Desde sus comienzos el cine se ha ocupado de las víctimas. En cada época lo ha hecho según las maneras de pensar del momento: desde el naturalismo ético del cine americano –de "Intolerancia" a "Las Uvas de la ira"- al marxismo épico del cine ruso –de "El acorazado Potemkin" a "La tierra"-.
En los últimos años hemos visto aparecer una nueva modalidad. Su generalizaciòn hace suponer que es la manera que corresponde a nuestra época. En ella, las víctimas son representadas de un modo individual y sin ningún intento de explicar el contexto social y político. Peripecias y lugares se muestran, sin que el director o el guionista consideren necesario ir más allá de la mera descripción.
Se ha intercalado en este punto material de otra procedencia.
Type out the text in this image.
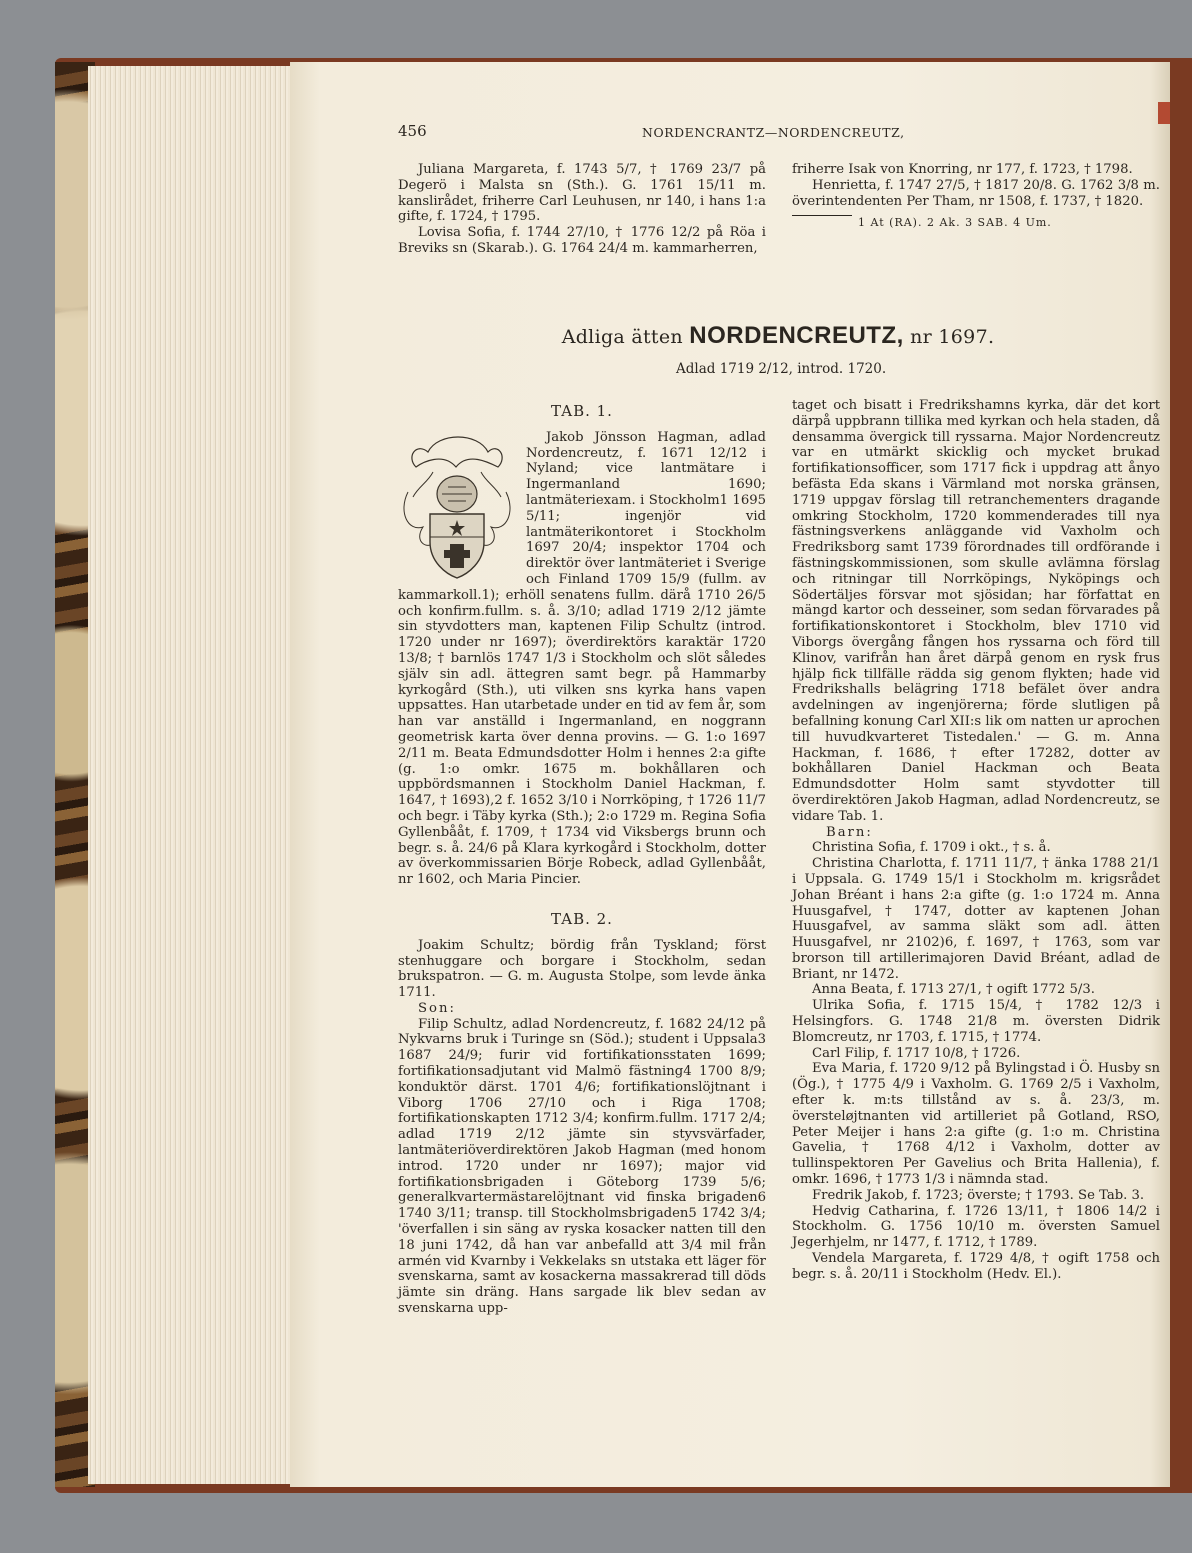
456	NORDENCRANTZ—NORDENCREUTZ,

Juliana Margareta, f. 1743 5/7, † 1769 23/7 på Degerö i Malsta sn (Sth.). G. 1761 15/11 m. kanslirådet, friherre Carl Leuhusen, nr 140, i hans 1:a gifte, f. 1724, † 1795.

Lovisa Sofia, f. 1744 27/10, † 1776 12/2 på Röa i Breviks sn (Skarab.). G. 1764 24/4 m. kammarherren,

friherre Isak von Knorring, nr 177, f. 1723, † 1798.

Henrietta, f. 1747 27/5, † 1817 20/8. G. 1762 3/8 m. överintendenten Per Tham, nr 1508, f. 1737, † 1820.

1 At (RA). 2 Ak. 3 SAB. 4 Um.
Adliga ätten NORDENCREUTZ, nr 1697.
Adlad 1719 2/12, introd. 1720.
TAB. 1.

Jakob Jönsson Hagman, adlad Nordencreutz, f. 1671 12/12 i Nyland; vice lantmätare i Ingermanland 1690; lantmäteriexam. i Stockholm1 1695 5/11; ingenjör vid lantmäterikontoret i Stockholm 1697 20/4; inspektor 1704 och direktör över lantmäteriet i Sverige och Finland 1709 15/9 (fullm. av kammarkoll.1); erhöll senatens fullm. därå 1710 26/5 och konfirm.fullm. s. å. 3/10; adlad 1719 2/12 jämte sin styvdotters man, kaptenen Filip Schultz (introd. 1720 under nr 1697); överdirektörs karaktär 1720 13/8; † barnlös 1747 1/3 i Stockholm och slöt således själv sin adl. ättegren samt begr. på Hammarby kyrkogård (Sth.), uti vilken sns kyrka hans vapen uppsattes. Han utarbetade under en tid av fem år, som han var anställd i Ingermanland, en noggrann geometrisk karta över denna provins. — G. 1:o 1697 2/11 m. Beata Edmundsdotter Holm i hennes 2:a gifte (g. 1:o omkr. 1675 m. bokhållaren och uppbördsmannen i Stockholm Daniel Hackman, f. 1647, † 1693),2 f. 1652 3/10 i Norrköping, † 1726 11/7 och begr. i Täby kyrka (Sth.); 2:o 1729 m. Regina Sofia Gyllenbååt, f. 1709, † 1734 vid Viksbergs brunn och begr. s. å. 24/6 på Klara kyrkogård i Stockholm, dotter av överkommissarien Börje Robeck, adlad Gyllenbååt, nr 1602, och Maria Pincier.

TAB. 2.

Joakim Schultz; bördig från Tyskland; först stenhuggare och borgare i Stockholm, sedan brukspatron. — G. m. Augusta Stolpe, som levde änka 1711.

Son:

Filip Schultz, adlad Nordencreutz, f. 1682 24/12 på Nykvarns bruk i Turinge sn (Söd.); student i Uppsala3 1687 24/9; furir vid fortifikationsstaten 1699; fortifikationsadjutant vid Malmö fästning4 1700 8/9; konduktör därst. 1701 4/6; fortifikationslöjtnant i Viborg 1706 27/10 och i Riga 1708; fortifikationskapten 1712 3/4; konfirm.fullm. 1717 2/4; adlad 1719 2/12 jämte sin styvsvärfader, lantmäteriöverdirektören Jakob Hagman (med honom introd. 1720 under nr 1697); major vid fortifikationsbrigaden i Göteborg 1739 5/6; generalkvartermästarelöjtnant vid finska brigaden6 1740 3/11; transp. till Stockholmsbrigaden5 1742 3/4; 'överfallen i sin säng av ryska kosacker natten till den 18 juni 1742, då han var anbefalld att 3/4 mil från armén vid Kvarnby i Vekkelaks sn utstaka ett läger för svenskarna, samt av kosackerna massakrerad till döds jämte sin dräng. Hans sargade lik blev sedan av svenskarna upp-

taget och bisatt i Fredrikshamns kyrka, där det kort därpå uppbrann tillika med kyrkan och hela staden, då densamma övergick till ryssarna. Major Nordencreutz var en utmärkt skicklig och mycket brukad fortifikationsofficer, som 1717 fick i uppdrag att ånyo befästa Eda skans i Värmland mot norska gränsen, 1719 uppgav förslag till retranchementers dragande omkring Stockholm, 1720 kommenderades till nya fästningsverkens anläggande vid Vaxholm och Fredriksborg samt 1739 förordnades till ordförande i fästningskommissionen, som skulle avlämna förslag och ritningar till Norrköpings, Nyköpings och Södertäljes försvar mot sjösidan; har författat en mängd kartor och desseiner, som sedan förvarades på fortifikationskontoret i Stockholm, blev 1710 vid Viborgs övergång fången hos ryssarna och förd till Klinov, varifrån han året därpå genom en rysk frus hjälp fick tillfälle rädda sig genom flykten; hade vid Fredrikshalls belägring 1718 befälet över andra avdelningen av ingenjörerna; förde slutligen på befallning konung Carl XII:s lik om natten ur aprochen till huvudkvarteret Tistedalen.' — G. m. Anna Hackman, f. 1686, † efter 17282, dotter av bokhållaren Daniel Hackman och Beata Edmundsdotter Holm samt styvdotter till överdirektören Jakob Hagman, adlad Nordencreutz, se vidare Tab. 1.

Barn:

Christina Sofia, f. 1709 i okt., † s. å.

Christina Charlotta, f. 1711 11/7, † änka 1788 21/1 i Uppsala. G. 1749 15/1 i Stockholm m. krigsrådet Johan Bréant i hans 2:a gifte (g. 1:o 1724 m. Anna Huusgafvel, † 1747, dotter av kaptenen Johan Huusgafvel, av samma släkt som adl. ätten Huusgafvel, nr 2102)6, f. 1697, † 1763, som var brorson till artillerimajoren David Bréant, adlad de Briant, nr 1472.

Anna Beata, f. 1713 27/1, † ogift 1772 5/3.

Ulrika Sofia, f. 1715 15/4, † 1782 12/3 i Helsingfors. G. 1748 21/8 m. översten Didrik Blomcreutz, nr 1703, f. 1715, † 1774.

Carl Filip, f. 1717 10/8, † 1726.

Eva Maria, f. 1720 9/12 på Bylingstad i Ö. Husby sn (Ög.), † 1775 4/9 i Vaxholm. G. 1769 2/5 i Vaxholm, efter k. m:ts tillstånd av s. å. 23/3, m. översteløjtnanten vid artilleriet på Gotland, RSO, Peter Meijer i hans 2:a gifte (g. 1:o m. Christina Gavelia, † 1768 4/12 i Vaxholm, dotter av tullinspektoren Per Gavelius och Brita Hallenia), f. omkr. 1696, † 1773 1/3 i nämnda stad.

Fredrik Jakob, f. 1723; överste; † 1793. Se Tab. 3.

Hedvig Catharina, f. 1726 13/11, † 1806 14/2 i Stockholm. G. 1756 10/10 m. översten Samuel Jegerhjelm, nr 1477, f. 1712, † 1789.

Vendela Margareta, f. 1729 4/8, † ogift 1758 och begr. s. å. 20/11 i Stockholm (Hedv. El.).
Se nos convoca a simpatizar con las víctimas, a identificarnos con su dolor y con su desgracia, sin tratar de averiguar las complejas razones que, más allá de un individuo, generan tan dramáticas situaciones. Algunos ejemplos: "In this world" y "Guantánamo" de Winterbotton, "Babel" de Iñárritu. Pero habría muchos más.
A menudo, esta manera de narrar tiene como consecuencia un predominio de los planos cortos de las caras, puesto que ahora la desgracia es individual y la cara concentra toda la desgracia del sufrimiento personal.
Sin ninguna explicación sobre el porqué del sufrimiento, y por lo tanto sin un plus de entendimiento de las situaciones, todo lo que nos propone el cine actual es la identificación dolorosa con la víctima. La sola identificación, sin embargo, parece cumplir más bien el papel de coartada a nuestras urgencias morales de espectadores impotentes.
En un precioso texto sobre la imagen (en el libro "Image et memoire", en el texto dedicado a Guy Debord), el filósofo italiano Giorgio Agamben, distinguía los espectadores de la televisión -bombardeados por las imágenes de las desgracias y amargados por la imposibilidad de "hacer algo"-, de los espectadores del cine -a los que se les ofrece entendimiento, "redención" según su palabra, tanto de las injusticias del pasado como de las del presente-.
Siguiendo a Agamben, el cine actual que trata de las víctimas parece situarse por completo del lado de la televisión y estar destinado a ahondar la amargura del espectador, con el agravante, además, de ofrecer un perverso consuelo -el olvido de uno mismo durante una hora y media- al sentimiento de impotencia que él mismo contribuye a suscitar.